Research the NRI+MAOI combination. Norepinephrine Reuptake Inhibitors (NRIs) prevent the tyramine pressor response (in fact, this is how scientists check if a new drug is an NRI). Many depression patients already combine an MAOI with an NRI (e.g. nortriptyline). We should run experiments on TCP+desipramine (the most selective NRI, AFAIK) and find the lowest possible dose that robustly prevents the tyramine pressor response.

Then patent the MaoEpiPen, the transdermal TCP, and the NRI/MAOI mixture. Now you can make money from MAOIs again.

2) Conduct better studies

Run longer studies. So many MAOI studies are far too short. It takes a long time for the benefits of MAOIs to fully materialize.
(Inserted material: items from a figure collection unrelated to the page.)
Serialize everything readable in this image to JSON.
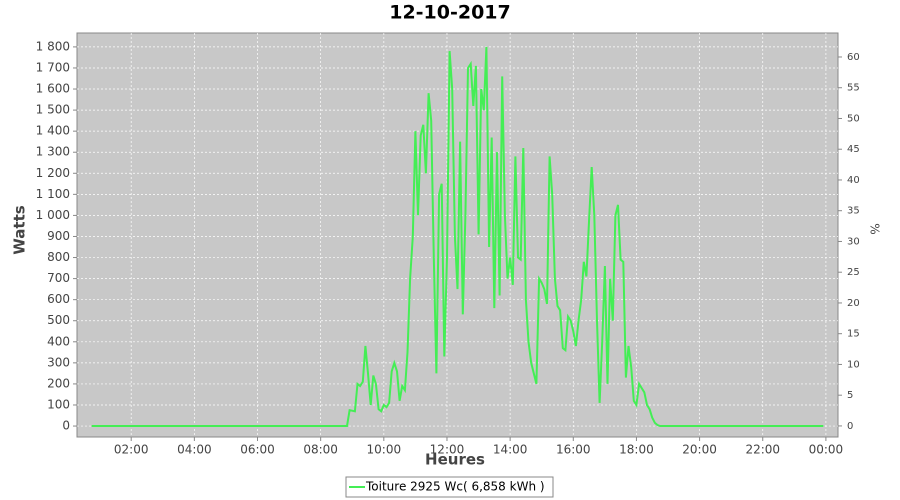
{
  "chart_data": {
    "type": "line",
    "title": "12-10-2017",
    "x_label": "Heures",
    "y_label": "Watts",
    "y2_label": "%",
    "grid": true,
    "legend": "bottom",
    "background": "#c8c8c8",
    "xlim": [
      17,
      1463
    ],
    "xticks": [
      {
        "value": 120,
        "label": "02:00"
      },
      {
        "value": 240,
        "label": "04:00"
      },
      {
        "value": 360,
        "label": "06:00"
      },
      {
        "value": 480,
        "label": "08:00"
      },
      {
        "value": 600,
        "label": "10:00"
      },
      {
        "value": 720,
        "label": "12:00"
      },
      {
        "value": 840,
        "label": "14:00"
      },
      {
        "value": 960,
        "label": "16:00"
      },
      {
        "value": 1080,
        "label": "18:00"
      },
      {
        "value": 1200,
        "label": "20:00"
      },
      {
        "value": 1320,
        "label": "22:00"
      },
      {
        "value": 1440,
        "label": "00:00"
      }
    ],
    "ylim": [
      -52,
      1866
    ],
    "yticks": [
      0,
      100,
      200,
      300,
      400,
      500,
      600,
      700,
      800,
      900,
      {
        "value": 1000,
        "label": "1 000"
      },
      {
        "value": 1100,
        "label": "1 100"
      },
      {
        "value": 1200,
        "label": "1 200"
      },
      {
        "value": 1300,
        "label": "1 300"
      },
      {
        "value": 1400,
        "label": "1 400"
      },
      {
        "value": 1500,
        "label": "1 500"
      },
      {
        "value": 1600,
        "label": "1 600"
      },
      {
        "value": 1700,
        "label": "1 700"
      },
      {
        "value": 1800,
        "label": "1 800"
      }
    ],
    "y2lim": [
      -1.8,
      63.9
    ],
    "y2ticks": [
      0,
      5,
      10,
      15,
      20,
      25,
      30,
      35,
      40,
      45,
      50,
      55,
      60
    ],
    "x": [
      45,
      530,
      535,
      545,
      550,
      555,
      560,
      565,
      570,
      575,
      580,
      585,
      590,
      595,
      600,
      605,
      610,
      615,
      620,
      625,
      630,
      635,
      640,
      645,
      650,
      655,
      660,
      665,
      670,
      675,
      680,
      685,
      690,
      695,
      700,
      705,
      710,
      715,
      720,
      725,
      730,
      735,
      740,
      745,
      750,
      755,
      760,
      765,
      770,
      775,
      780,
      785,
      790,
      795,
      800,
      805,
      810,
      815,
      820,
      825,
      830,
      835,
      840,
      845,
      850,
      855,
      860,
      865,
      870,
      875,
      880,
      885,
      890,
      895,
      900,
      905,
      910,
      915,
      920,
      925,
      930,
      935,
      940,
      945,
      950,
      955,
      960,
      965,
      970,
      975,
      980,
      985,
      990,
      995,
      1000,
      1005,
      1010,
      1015,
      1020,
      1025,
      1030,
      1035,
      1040,
      1045,
      1050,
      1055,
      1060,
      1065,
      1070,
      1075,
      1080,
      1085,
      1090,
      1095,
      1100,
      1105,
      1110,
      1115,
      1120,
      1125,
      1435
    ],
    "series": [
      {
        "name": "Toiture 2925 Wc( 6,858 kWh )",
        "color": "#44ee55",
        "values": [
          0,
          0,
          75,
          70,
          200,
          190,
          210,
          380,
          250,
          100,
          240,
          200,
          80,
          70,
          100,
          90,
          110,
          260,
          300,
          260,
          120,
          190,
          170,
          350,
          700,
          900,
          1400,
          1000,
          1380,
          1430,
          1200,
          1580,
          1450,
          800,
          250,
          1100,
          1150,
          330,
          800,
          1780,
          1600,
          900,
          650,
          1350,
          530,
          1000,
          1700,
          1720,
          1520,
          1710,
          910,
          1600,
          1500,
          1800,
          850,
          1370,
          560,
          1300,
          620,
          1660,
          1000,
          700,
          800,
          670,
          1280,
          800,
          790,
          1320,
          600,
          400,
          300,
          250,
          200,
          700,
          680,
          650,
          580,
          1280,
          1100,
          700,
          570,
          550,
          370,
          360,
          520,
          500,
          450,
          380,
          500,
          600,
          780,
          710,
          980,
          1230,
          1000,
          500,
          110,
          400,
          760,
          200,
          700,
          500,
          1000,
          1050,
          790,
          780,
          230,
          380,
          280,
          120,
          100,
          200,
          180,
          160,
          100,
          80,
          40,
          15,
          5,
          0,
          0
        ]
      }
    ]
  }
}
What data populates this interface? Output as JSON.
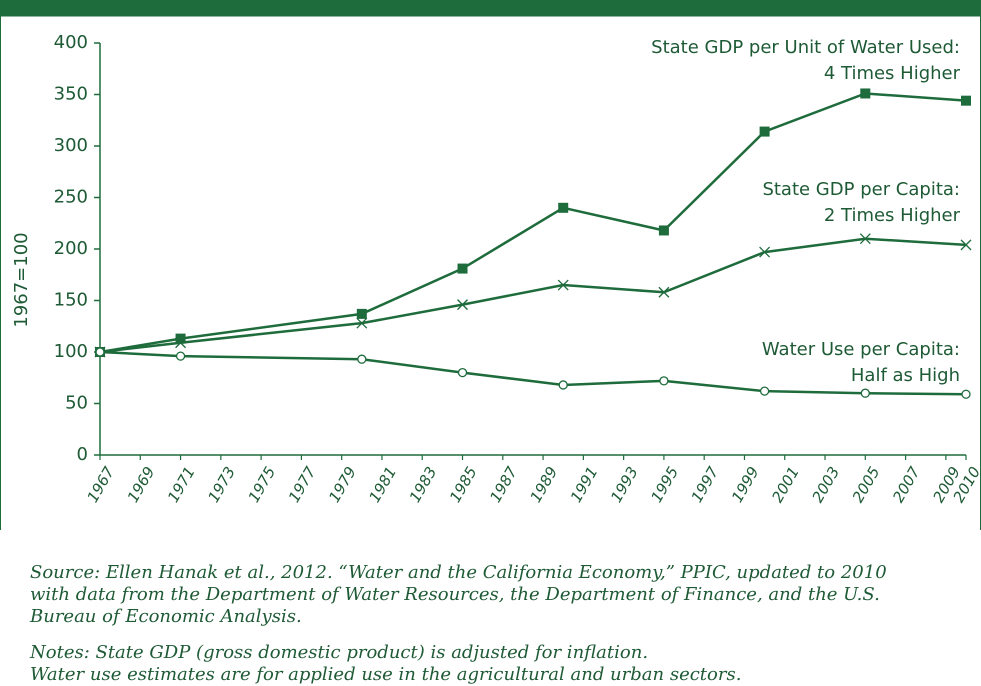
{
  "chart_data": {
    "type": "line",
    "ylabel": "1967=100",
    "x": [
      1967,
      1971,
      1980,
      1985,
      1990,
      1995,
      2000,
      2005,
      2010
    ],
    "series": [
      {
        "name": "State GDP per Unit of Water Used",
        "color": "#1e6b3c",
        "marker": "square",
        "values": [
          100,
          113,
          137,
          181,
          240,
          218,
          314,
          351,
          344
        ]
      },
      {
        "name": "State GDP per Capita",
        "color": "#1e6b3c",
        "marker": "x",
        "values": [
          100,
          109,
          128,
          146,
          165,
          158,
          197,
          210,
          204
        ]
      },
      {
        "name": "Water Use per Capita",
        "color": "#1e6b3c",
        "marker": "circle",
        "values": [
          100,
          96,
          93,
          80,
          68,
          72,
          62,
          60,
          59
        ]
      }
    ],
    "annotations": [
      {
        "lines": [
          "State GDP per Unit of Water Used:",
          "4 Times Higher"
        ]
      },
      {
        "lines": [
          "State GDP per Capita:",
          "2 Times Higher"
        ]
      },
      {
        "lines": [
          "Water Use per Capita:",
          "Half as High"
        ]
      }
    ],
    "xlim": [
      1967,
      2010
    ],
    "xticks": [
      1967,
      1969,
      1971,
      1973,
      1975,
      1977,
      1979,
      1981,
      1983,
      1985,
      1987,
      1989,
      1991,
      1993,
      1995,
      1997,
      1999,
      2001,
      2003,
      2005,
      2007,
      2009,
      2010
    ],
    "ylim": [
      0,
      400
    ],
    "yticks": [
      0,
      50,
      100,
      150,
      200,
      250,
      300,
      350,
      400
    ]
  },
  "footer": {
    "source": [
      "Source: Ellen Hanak et al., 2012. “Water and the California Economy,” PPIC, updated to 2010",
      "with data from the Department of Water Resources, the Department of Finance, and the U.S.",
      "Bureau of Economic Analysis."
    ],
    "notes": [
      "Notes: State GDP (gross domestic product) is adjusted for inflation.",
      "Water use estimates are for applied use in the agricultural and urban sectors."
    ]
  }
}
Experiment with lower doses.

  • The minimal dose of every current irreversible MAOI is way too high--the lowest-dose will nearly fully inhibit MAO after a couple weeks.
  • Many cognition/longevity studies show an inverted U-shaped dose-response curve. It's very important to get the dose right.
  • In my personal experiments, adjusting to MAOIs by starting with very low doses (cutting up pills, waiting days between doses) results in a much better outcome.
  • Some people might want a more modest inhibition like the~40% MAO inhibition of tobacco.

3) Find the right market

Beyond the obvious market of people with mood disorders, there are:

  • ADHD
  • perimenopause
  • ex-smokers who aren't satisfied with just pure nicotine
  • social anxiety
  • the longevity/anti-aging crowd
  • the nootropics crowd

I suspect that a nicotine+MAOI non-carcinogenic approximation of tobacco would be quite popular.

And it's also important to educate the psychiatrists. Dr. Ken Gillman is already leading the charge.

Conclusion

Hopefully this cherry-picked essay has convinced you that MAOIs deserve to be acknowledged.

Mental health disorders are skyrocketing. The population is aging. We cannot afford to ignore a class of drugs that could restore the neurochemical vigor of youth and reignite the spark of human progress.